In a ComputerWorld interview, Paul Luehr, former federal prosecutor and supervisor of the Internet fraud program at the FTC, addresses how much of the hype is real and what enterprises should be worried about. Three points stood out as the strongest takeaways:

  1. The Bad Leaver – (A name for someone who leaves the company on bad terms, possibly for a competitor, and has access to IP and confidential information on their mobile device.) The enterprise is no longer dealing solely with the information on the device itself but also on the applications. For example, if an employee uses DropBox to store files, these files are accessible anywhere DropBox is opened. This can be especially relevant in the federal government where recently published guidelines widely ignore BYOD.
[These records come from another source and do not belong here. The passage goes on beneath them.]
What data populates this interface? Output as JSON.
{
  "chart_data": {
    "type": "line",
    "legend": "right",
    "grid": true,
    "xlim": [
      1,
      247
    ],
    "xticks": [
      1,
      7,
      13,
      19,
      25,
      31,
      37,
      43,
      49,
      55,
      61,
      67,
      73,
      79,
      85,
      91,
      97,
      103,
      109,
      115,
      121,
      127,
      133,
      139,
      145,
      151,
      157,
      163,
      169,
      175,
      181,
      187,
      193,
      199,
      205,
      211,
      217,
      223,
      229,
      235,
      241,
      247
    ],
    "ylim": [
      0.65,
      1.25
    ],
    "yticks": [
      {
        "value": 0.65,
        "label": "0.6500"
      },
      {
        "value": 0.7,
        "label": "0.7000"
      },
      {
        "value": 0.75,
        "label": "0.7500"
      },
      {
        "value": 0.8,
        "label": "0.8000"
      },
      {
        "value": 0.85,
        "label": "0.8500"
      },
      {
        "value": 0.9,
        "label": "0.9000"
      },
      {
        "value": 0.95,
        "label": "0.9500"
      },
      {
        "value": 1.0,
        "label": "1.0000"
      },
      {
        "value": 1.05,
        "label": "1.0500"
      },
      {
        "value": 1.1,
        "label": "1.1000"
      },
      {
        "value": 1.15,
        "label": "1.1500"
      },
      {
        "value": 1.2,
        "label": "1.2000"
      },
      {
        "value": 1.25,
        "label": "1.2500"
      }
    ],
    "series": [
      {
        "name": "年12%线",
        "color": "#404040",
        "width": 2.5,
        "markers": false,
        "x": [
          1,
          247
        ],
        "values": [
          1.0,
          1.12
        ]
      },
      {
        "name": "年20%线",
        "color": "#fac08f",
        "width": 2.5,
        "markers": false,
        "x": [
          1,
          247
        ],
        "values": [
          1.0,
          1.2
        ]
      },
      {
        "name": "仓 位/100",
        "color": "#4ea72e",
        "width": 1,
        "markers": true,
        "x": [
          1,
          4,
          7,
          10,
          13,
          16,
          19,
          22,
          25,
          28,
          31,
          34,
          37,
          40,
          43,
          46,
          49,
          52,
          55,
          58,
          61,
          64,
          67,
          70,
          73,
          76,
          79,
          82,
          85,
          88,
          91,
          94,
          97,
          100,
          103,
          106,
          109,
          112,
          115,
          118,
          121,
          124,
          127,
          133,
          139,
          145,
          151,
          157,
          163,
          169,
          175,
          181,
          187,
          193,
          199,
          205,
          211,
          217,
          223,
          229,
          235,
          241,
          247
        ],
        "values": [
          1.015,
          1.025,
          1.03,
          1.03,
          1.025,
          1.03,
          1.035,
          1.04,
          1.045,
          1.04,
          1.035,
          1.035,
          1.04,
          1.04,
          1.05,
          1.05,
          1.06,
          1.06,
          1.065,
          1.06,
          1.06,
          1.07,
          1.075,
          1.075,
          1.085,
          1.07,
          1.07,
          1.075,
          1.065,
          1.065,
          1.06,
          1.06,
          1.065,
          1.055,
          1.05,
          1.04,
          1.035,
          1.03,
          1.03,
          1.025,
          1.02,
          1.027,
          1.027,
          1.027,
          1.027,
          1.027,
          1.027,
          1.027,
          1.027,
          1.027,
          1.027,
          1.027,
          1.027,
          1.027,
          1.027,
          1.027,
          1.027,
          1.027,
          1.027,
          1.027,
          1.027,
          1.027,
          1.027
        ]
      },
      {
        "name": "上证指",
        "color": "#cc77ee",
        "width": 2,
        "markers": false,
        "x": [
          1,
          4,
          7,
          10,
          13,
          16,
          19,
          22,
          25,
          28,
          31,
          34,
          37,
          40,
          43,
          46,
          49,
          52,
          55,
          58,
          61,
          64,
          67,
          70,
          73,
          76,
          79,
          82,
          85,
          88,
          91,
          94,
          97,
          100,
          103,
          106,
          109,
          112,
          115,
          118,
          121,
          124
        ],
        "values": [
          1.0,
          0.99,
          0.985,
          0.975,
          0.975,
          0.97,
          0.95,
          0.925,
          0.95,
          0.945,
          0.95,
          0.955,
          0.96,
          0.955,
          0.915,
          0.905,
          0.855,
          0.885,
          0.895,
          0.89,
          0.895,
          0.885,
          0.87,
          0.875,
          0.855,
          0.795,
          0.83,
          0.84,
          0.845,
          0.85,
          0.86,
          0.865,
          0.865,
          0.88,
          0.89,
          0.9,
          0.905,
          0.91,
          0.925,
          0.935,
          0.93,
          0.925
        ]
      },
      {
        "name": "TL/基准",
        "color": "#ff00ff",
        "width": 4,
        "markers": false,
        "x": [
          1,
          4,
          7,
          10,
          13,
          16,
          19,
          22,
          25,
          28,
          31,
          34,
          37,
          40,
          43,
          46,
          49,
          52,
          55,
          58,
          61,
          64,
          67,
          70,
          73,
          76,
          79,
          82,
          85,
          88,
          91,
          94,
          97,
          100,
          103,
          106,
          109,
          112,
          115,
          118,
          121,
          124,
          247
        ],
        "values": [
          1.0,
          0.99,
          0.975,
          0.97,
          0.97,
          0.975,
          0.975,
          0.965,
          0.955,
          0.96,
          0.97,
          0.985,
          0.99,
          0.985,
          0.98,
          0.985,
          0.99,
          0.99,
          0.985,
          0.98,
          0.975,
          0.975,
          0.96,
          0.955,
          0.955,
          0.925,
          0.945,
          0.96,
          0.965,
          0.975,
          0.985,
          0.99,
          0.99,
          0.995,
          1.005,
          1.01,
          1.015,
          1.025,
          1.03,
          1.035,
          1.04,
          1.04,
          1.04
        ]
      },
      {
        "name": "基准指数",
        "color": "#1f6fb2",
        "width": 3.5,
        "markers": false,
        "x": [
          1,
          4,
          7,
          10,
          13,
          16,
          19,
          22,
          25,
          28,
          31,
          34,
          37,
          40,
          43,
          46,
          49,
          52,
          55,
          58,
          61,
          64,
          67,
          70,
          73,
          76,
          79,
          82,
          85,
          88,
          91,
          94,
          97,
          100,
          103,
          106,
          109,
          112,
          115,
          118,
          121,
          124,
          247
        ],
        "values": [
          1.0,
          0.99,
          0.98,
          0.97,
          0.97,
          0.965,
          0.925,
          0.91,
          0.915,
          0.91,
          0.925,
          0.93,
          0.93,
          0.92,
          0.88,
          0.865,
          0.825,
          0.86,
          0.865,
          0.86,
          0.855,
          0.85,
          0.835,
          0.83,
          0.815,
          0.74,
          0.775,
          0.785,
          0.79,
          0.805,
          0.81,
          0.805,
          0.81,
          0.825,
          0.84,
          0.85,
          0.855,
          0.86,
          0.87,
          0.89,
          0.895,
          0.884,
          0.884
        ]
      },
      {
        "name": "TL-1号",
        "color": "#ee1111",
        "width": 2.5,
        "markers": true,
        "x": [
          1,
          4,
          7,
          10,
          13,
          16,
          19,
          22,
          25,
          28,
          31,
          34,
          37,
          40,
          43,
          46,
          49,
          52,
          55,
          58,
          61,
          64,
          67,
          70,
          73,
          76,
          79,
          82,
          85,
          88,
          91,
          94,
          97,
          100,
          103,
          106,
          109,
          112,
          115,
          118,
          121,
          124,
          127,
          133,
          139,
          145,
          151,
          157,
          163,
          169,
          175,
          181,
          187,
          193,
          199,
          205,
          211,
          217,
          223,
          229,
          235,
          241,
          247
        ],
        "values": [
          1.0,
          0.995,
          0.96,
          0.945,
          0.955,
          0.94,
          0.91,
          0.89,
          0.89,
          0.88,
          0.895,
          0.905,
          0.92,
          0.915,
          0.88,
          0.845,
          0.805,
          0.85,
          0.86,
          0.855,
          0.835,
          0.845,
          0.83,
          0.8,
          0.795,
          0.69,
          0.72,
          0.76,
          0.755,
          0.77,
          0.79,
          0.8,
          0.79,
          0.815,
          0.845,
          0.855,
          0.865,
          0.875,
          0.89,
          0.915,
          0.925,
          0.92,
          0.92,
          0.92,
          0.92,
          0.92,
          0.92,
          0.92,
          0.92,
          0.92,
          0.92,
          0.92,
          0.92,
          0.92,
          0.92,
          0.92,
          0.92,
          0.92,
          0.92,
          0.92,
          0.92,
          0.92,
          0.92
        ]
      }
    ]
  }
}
  2. Texting is a Mobile Security Blind Spot – Back to what I referenced in my SnapChat blog, text messages appear only on phones, can be destructed once opened, and are not naturally recorded. Unlike traditional security woe sources like files, texts may never be seen by the enterprise especially on an employee’s own device.
  3. The Downfall of BYOD –With these worries, is BYOD going to be ruined by the needs of mobile security? Not a chance. This is where security needs to address the mobility aspect, accept the new challenges, and implement innovative ways to secure devices, information, and the corporation’s security.

From a recent study done when AirPatrol Corporation was at CTIA, when it comes to who is responsible for mobile device security, 82 percent of employees and 67 percent of IT professionals said it is the employee’s responsibility. Actual security will only be reached with a layered approach of the right products including aspects like location, detection, monitoring, and MDM/MAM.